As performances de Caprice e Tenser são assistidas com êxtase por uma plateia ávida por sensações. No cenário da cirurgia, lê-se as palavras: “o corpo é a realidade”, um artifício cênico que lembra os usados por Brecht na encenação teatral de suas peças. A representação da performance engloba a diegese do filme e, ao mesmo tempo, nos inclui como audiência também.

A escolha da arte performática é um toque de gênio do diretor canadense. A instalação singular é uma das expressões artísticas da pós-modernidade,  consumida nos circuitos de arte mundo afora e uma manifestação elitista, alienada e altamente rentável de comércio. 

Vale a pena conhecer algumas reflexões sobre este assunto. É possível encontrá-las em textos como Aesthetics of Singularity, do filósofo marxista estadunidense Fredric Jameson e também em alguns filmes de Agnès Varda, como a minissérie From Here to There, de 2011, e na incrível abertura de Animais Noturnos (Nocturnal Animals, Tom Ford, 2016).

A escolha de Cronenberg visa claramente abrir a discussão sobre forma da representação e o papel social da arte contemporânea no nosso atual momento histórico. Nesse sentido, a frase “a cirurgia é o novo sexo”, dita pelos personagens no filme, é a própria enunciação da subjetividade pós-moderna em todo o seu esplendor. Junta-se a ela várias frases sobre a “busca do significado” ou “busca de sentido” e temos o cardápio completo para uma crítica irônica aos discursos vazios e relativistas do pós-estruturalismo, pai filosófico destas manifestações.

Nos personagens de Cronenberg, o corpo é a matéria-prima desta arte/mercadoria na forma de um espetáculo de mutilação. Não muito diferente dos círculos sociais de pessoas que frequentam cirurgiões plásticos e galerias de arte com os mesmos objetivos. Não por acaso, o médico é sempre uma figura visceral nos filmes do cineasta, uma espécie de apóstolo da irracionalidade de base científica.

Na frase “o corpo é a realidade” figura também o foco de Cronenberg. É uma frase política que merece toda a atenção de quem assiste ao filme. Ela nos obriga a encarar, de um lado, o material, o concreto, ou seja, a materialidade representada pelo corpo. De outro, a realidade da política, que nos obriga a encarar a História com H maiúsculo. É o conceito de materialidade histórica que essa frase expressa e guia a nossa percepção do filme. A verdade é concreta, diz Trotski em Literatura e Revolução.
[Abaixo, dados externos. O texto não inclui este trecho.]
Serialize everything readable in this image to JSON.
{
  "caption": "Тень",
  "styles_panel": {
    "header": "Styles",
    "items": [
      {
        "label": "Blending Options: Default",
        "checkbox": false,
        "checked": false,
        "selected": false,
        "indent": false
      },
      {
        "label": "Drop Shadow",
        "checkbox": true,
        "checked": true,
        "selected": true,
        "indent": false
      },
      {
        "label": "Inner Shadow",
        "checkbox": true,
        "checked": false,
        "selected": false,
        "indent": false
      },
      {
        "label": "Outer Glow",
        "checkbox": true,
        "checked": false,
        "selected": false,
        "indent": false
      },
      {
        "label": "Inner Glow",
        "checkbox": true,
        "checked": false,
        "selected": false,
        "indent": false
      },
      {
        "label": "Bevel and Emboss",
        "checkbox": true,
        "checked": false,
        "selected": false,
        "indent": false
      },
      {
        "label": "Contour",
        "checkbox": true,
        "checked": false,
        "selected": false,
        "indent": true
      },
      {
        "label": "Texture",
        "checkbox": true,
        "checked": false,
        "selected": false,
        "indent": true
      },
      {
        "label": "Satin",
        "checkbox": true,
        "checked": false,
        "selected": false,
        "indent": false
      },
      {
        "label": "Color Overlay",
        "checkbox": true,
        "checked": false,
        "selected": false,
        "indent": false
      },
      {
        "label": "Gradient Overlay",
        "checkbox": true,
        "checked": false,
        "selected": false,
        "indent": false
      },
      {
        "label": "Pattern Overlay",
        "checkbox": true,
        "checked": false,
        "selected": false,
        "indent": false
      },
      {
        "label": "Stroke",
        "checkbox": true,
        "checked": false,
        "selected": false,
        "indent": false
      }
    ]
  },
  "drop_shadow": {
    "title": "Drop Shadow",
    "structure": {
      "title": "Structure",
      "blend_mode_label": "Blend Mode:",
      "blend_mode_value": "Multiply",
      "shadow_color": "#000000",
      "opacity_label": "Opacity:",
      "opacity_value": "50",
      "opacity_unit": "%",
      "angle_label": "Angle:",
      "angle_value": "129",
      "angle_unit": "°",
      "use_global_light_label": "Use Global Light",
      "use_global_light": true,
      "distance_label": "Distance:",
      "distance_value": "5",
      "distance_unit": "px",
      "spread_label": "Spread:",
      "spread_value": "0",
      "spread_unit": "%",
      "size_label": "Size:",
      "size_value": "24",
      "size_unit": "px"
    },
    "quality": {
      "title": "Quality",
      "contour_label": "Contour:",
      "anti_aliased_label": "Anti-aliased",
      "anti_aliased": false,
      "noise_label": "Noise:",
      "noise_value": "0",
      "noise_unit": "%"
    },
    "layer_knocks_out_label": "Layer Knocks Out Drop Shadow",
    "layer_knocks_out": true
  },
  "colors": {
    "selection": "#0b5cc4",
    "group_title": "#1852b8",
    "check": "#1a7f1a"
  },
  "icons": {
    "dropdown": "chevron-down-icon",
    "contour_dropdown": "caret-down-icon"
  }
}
O personagem de Mortensen merece um comentário final. Vestido sempre de preto, circulando sempre à noite por ruelas de uma cidade sombria, ele lembra a figura de um vampiro sedento, o que adiciona mais um elemento à sua caracterização como artista nesta sociedade decadente. Isso também explica a presença de Kirsten Stewart, atriz que ficou famosa pela série Crepúsculo e que representa Timlin, uma personagem que se apaixona por este vampiro.

No entanto, não é sangue o que ele deseja. Ao final do filme – desculpe-me o spoiler – ele descobrirá que é um mutante e que seu alimento, como de outros que vão aparecendo, é o plástico. Neste universo distópico, os seres humanos se adaptaram ao capitalismo de tal forma que se tornaram uma espécie de vampiro que pode digerir plástico para viver. 

É uma representação que explora a contradição do que significa evolução e adaptação, uma espécie de darwinismo surrealista, fruto de uma realidade histórica que possibilita a artistas criativos e políticos, como Cronenberg, imaginá-la e transformá-la na arte que nós necessitamos neste momento.